One possible answer is lack of competition. Dr. Sokwoo Rhee, Associate Director of Cyber-Physical Systems and former Presidential Innovation Fellow at National Institute of Standards and Technology, offers his view: “Countries like Singapore and Seoul have a very high density of Internet-savvy people living in relatively small areas. Many of these people are not afraid of switching carriers in the blink of an eye. In the U.S., a lot of areas have only one or two choices of Internet Service Providers. So even if people want to switch, they usually don’t have a lot of choices.”
Let’s look at an emerging market, the Internet of Things (IoT), where everything is connected and exchanging information: cars, air conditioners, blood pressure cuffs, traffic patterns, disaster relief, all with embedded sensors connected to the Internet. All this data can be analyzed… lives can be saved, time can be managed more efficiently, pollution can be reduced and on and on. It will have a huge positive effect on consumers and society. It will find solutions to the biggest social issues of the day.
But will the United States’ deployment of IoT be as slow as its Internet speed? Will our lack of leadership affect interoperability, functionality and hinder a new standard?

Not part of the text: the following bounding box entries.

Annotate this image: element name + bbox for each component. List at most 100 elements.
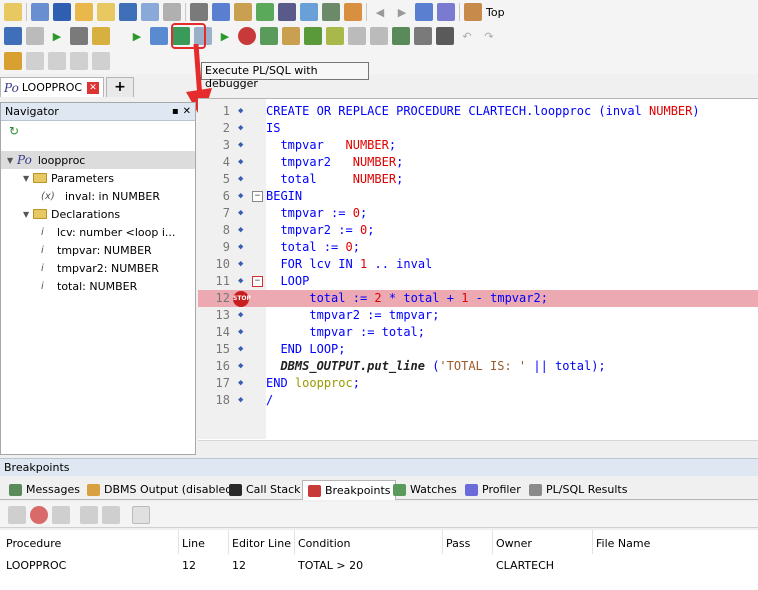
save-icon[interactable] <box>119 3 137 21</box>
step-into-icon[interactable] <box>150 27 168 45</box>
remove-breakpoint-icon[interactable] <box>52 506 70 524</box>
column-header[interactable]: Procedure <box>6 537 61 550</box>
code-line[interactable]: 7 ◆ tmpvar := 0; <box>198 205 758 222</box>
column-divider[interactable] <box>442 530 443 554</box>
save-all-icon[interactable] <box>141 3 159 21</box>
add-breakpoint-icon[interactable] <box>30 506 48 524</box>
add-watch-icon[interactable] <box>260 27 278 45</box>
code-line[interactable]: 1 ◆ CREATE OR REPLACE PROCEDURE CLARTECH.l… <box>198 103 758 120</box>
toggle-breakpoint-icon[interactable] <box>238 27 256 45</box>
explain-plan-icon[interactable] <box>70 27 88 45</box>
code-line[interactable]: 15 ◆ END LOOP; <box>198 341 758 358</box>
statement-marker-icon[interactable]: ◆ <box>238 358 243 375</box>
evaluate-icon[interactable] <box>282 27 300 45</box>
tree-item[interactable]: i total: NUMBER <box>1 277 195 295</box>
plsql-window-icon[interactable] <box>437 3 455 21</box>
code-line[interactable]: 3 ◆ tmpvar NUMBER; <box>198 137 758 154</box>
statement-marker-icon[interactable]: ◆ <box>238 375 243 392</box>
top-label[interactable]: Top <box>486 6 505 19</box>
sql-icon[interactable] <box>212 3 230 21</box>
statement-marker-icon[interactable]: ◆ <box>238 256 243 273</box>
tree-item[interactable]: i tmpvar: NUMBER <box>1 241 195 259</box>
statement-marker-icon[interactable]: ◆ <box>238 154 243 171</box>
statement-marker-icon[interactable]: ◆ <box>238 222 243 239</box>
code-editor[interactable]: 1 ◆ CREATE OR REPLACE PROCEDURE CLARTECH.l… <box>198 98 758 454</box>
table-cell[interactable]: 12 <box>182 559 196 572</box>
tab-pl-sql-results[interactable]: PL/SQL Results <box>524 480 631 500</box>
enable-breakpoint-icon[interactable] <box>80 506 98 524</box>
print-icon[interactable] <box>190 3 208 21</box>
case-icon[interactable] <box>436 27 454 45</box>
tree-item[interactable]: i tmpvar2: NUMBER <box>1 259 195 277</box>
user-icon[interactable] <box>464 3 482 21</box>
statement-marker-icon[interactable]: ◆ <box>238 171 243 188</box>
tree-item[interactable]: (x) inval: in NUMBER <box>1 187 195 205</box>
format-icon[interactable] <box>348 27 366 45</box>
tab-loopproc[interactable]: Po LOOPPROC ✕ <box>0 77 104 97</box>
run-to-cursor-icon[interactable]: ▶ <box>216 27 234 45</box>
new-object-icon[interactable] <box>4 3 22 21</box>
statement-marker-icon[interactable]: ◆ <box>238 188 243 205</box>
code-line[interactable]: 11 ◆ − LOOP <box>198 273 758 290</box>
execute-plsql-debugger-icon[interactable]: ▶ <box>128 27 146 45</box>
database-icon[interactable] <box>278 3 296 21</box>
trace-icon[interactable] <box>326 27 344 45</box>
tab-messages[interactable]: Messages <box>4 480 84 500</box>
bookmark-icon[interactable] <box>92 27 110 45</box>
compile-icon[interactable] <box>4 27 22 45</box>
tab-dbms-output-disabled[interactable]: DBMS Output (disabled) <box>82 480 241 500</box>
code-line[interactable]: 6 ◆ − BEGIN <box>198 188 758 205</box>
fold-icon[interactable]: − <box>252 191 263 202</box>
tab-profiler[interactable]: Profiler <box>460 480 525 500</box>
close-icon[interactable]: ✕ <box>183 106 191 117</box>
expand-icon[interactable]: ▼ <box>23 174 33 183</box>
settings-icon[interactable] <box>256 3 274 21</box>
show-invisibles-icon[interactable] <box>414 27 432 45</box>
fold-icon[interactable]: − <box>252 276 263 287</box>
code-line[interactable]: 17 ◆ END loopproc; <box>198 375 758 392</box>
statement-marker-icon[interactable]: ◆ <box>238 120 243 137</box>
column-header[interactable]: File Name <box>596 537 650 550</box>
disconnect-icon[interactable] <box>53 3 71 21</box>
redo-icon[interactable]: ↷ <box>480 27 498 45</box>
sql-window-icon[interactable] <box>31 3 49 21</box>
checklist-icon[interactable] <box>392 27 410 45</box>
expand-icon[interactable]: ▼ <box>7 156 17 165</box>
profiler-icon[interactable] <box>304 27 322 45</box>
pin-icon[interactable]: ▪ <box>172 106 179 117</box>
tree-item[interactable]: ▼ Declarations <box>1 205 195 223</box>
statement-marker-icon[interactable]: ◆ <box>238 307 243 324</box>
column-header[interactable]: Line <box>182 537 205 550</box>
tree-item[interactable]: ▼ Po loopproc <box>1 151 195 169</box>
code-line[interactable]: 9 ◆ total := 0; <box>198 239 758 256</box>
forward-icon[interactable]: ▶ <box>393 3 411 21</box>
open-folder-icon[interactable] <box>75 3 93 21</box>
column-divider[interactable] <box>178 530 179 554</box>
code-line[interactable]: 4 ◆ tmpvar2 NUMBER; <box>198 154 758 171</box>
edit-breakpoint-icon[interactable] <box>8 506 26 524</box>
disable-breakpoint-icon[interactable] <box>102 506 120 524</box>
column-divider[interactable] <box>492 530 493 554</box>
table-cell[interactable]: LOOPPROC <box>6 559 66 572</box>
column-divider[interactable] <box>294 530 295 554</box>
run-icon[interactable]: ▶ <box>48 27 66 45</box>
table-cell[interactable]: 12 <box>232 559 246 572</box>
code-line[interactable]: 18 ◆ / <box>198 392 758 409</box>
clipboard-icon[interactable] <box>234 3 252 21</box>
column-header[interactable]: Owner <box>496 537 532 550</box>
code-line[interactable]: 13 ◆ tmpvar2 := tmpvar; <box>198 307 758 324</box>
tab-watches[interactable]: Watches <box>388 480 461 500</box>
tab-breakpoints[interactable]: Breakpoints <box>302 480 396 500</box>
code-line[interactable]: 5 ◆ total NUMBER; <box>198 171 758 188</box>
statement-marker-icon[interactable]: ◆ <box>238 103 243 120</box>
code-line[interactable]: 12 total := 2 * total + 1 - tmpvar2; <box>198 290 758 307</box>
code-line[interactable]: 14 ◆ tmpvar := total; <box>198 324 758 341</box>
statement-marker-icon[interactable]: ◆ <box>238 273 243 290</box>
column-divider[interactable] <box>592 530 593 554</box>
open-recent-icon[interactable] <box>97 3 115 21</box>
window-list-icon[interactable] <box>300 3 318 21</box>
statement-marker-icon[interactable]: ◆ <box>238 239 243 256</box>
export-icon[interactable] <box>132 506 150 524</box>
column-header[interactable]: Pass <box>446 537 470 550</box>
breakpoint-stop-icon[interactable]: STOP <box>233 291 251 307</box>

Dr. Rhee thinks the government needs to go beyond the “carrot-and-stick” approach:
“Government has traditionally played the role in carrot (funding) and stick (regulation) in technology. In IoT, the landscape is changing faster than ever and fragmentation is too severe – which leaves great opportunity for the third role of the government – providing a playground that these technologies and stakeholders can rapidly test and compare the results of real-world examples. Essentially the government can play an important role of ‘accelerator’ for the development and adoption of interoperability, standards, and functionalities. SmartAmerica Challenge and Global City Teams Challenge are great examples to show how the government can work together with industry and academia to make it happen.”
Though it may seem primarily a technology initiative, leadership in IoT will require close collaboration between technologies, business models, and policies, because IoT is an “enabler” of many different sectors. The IoT technology would be much more powerful if closely coupled with sustainable business models and policies.
So pay attention policymakers. Our Internet infrastructure is crawling, but we have a second chance to go beyond the carrot and the stick. Time to start a playground!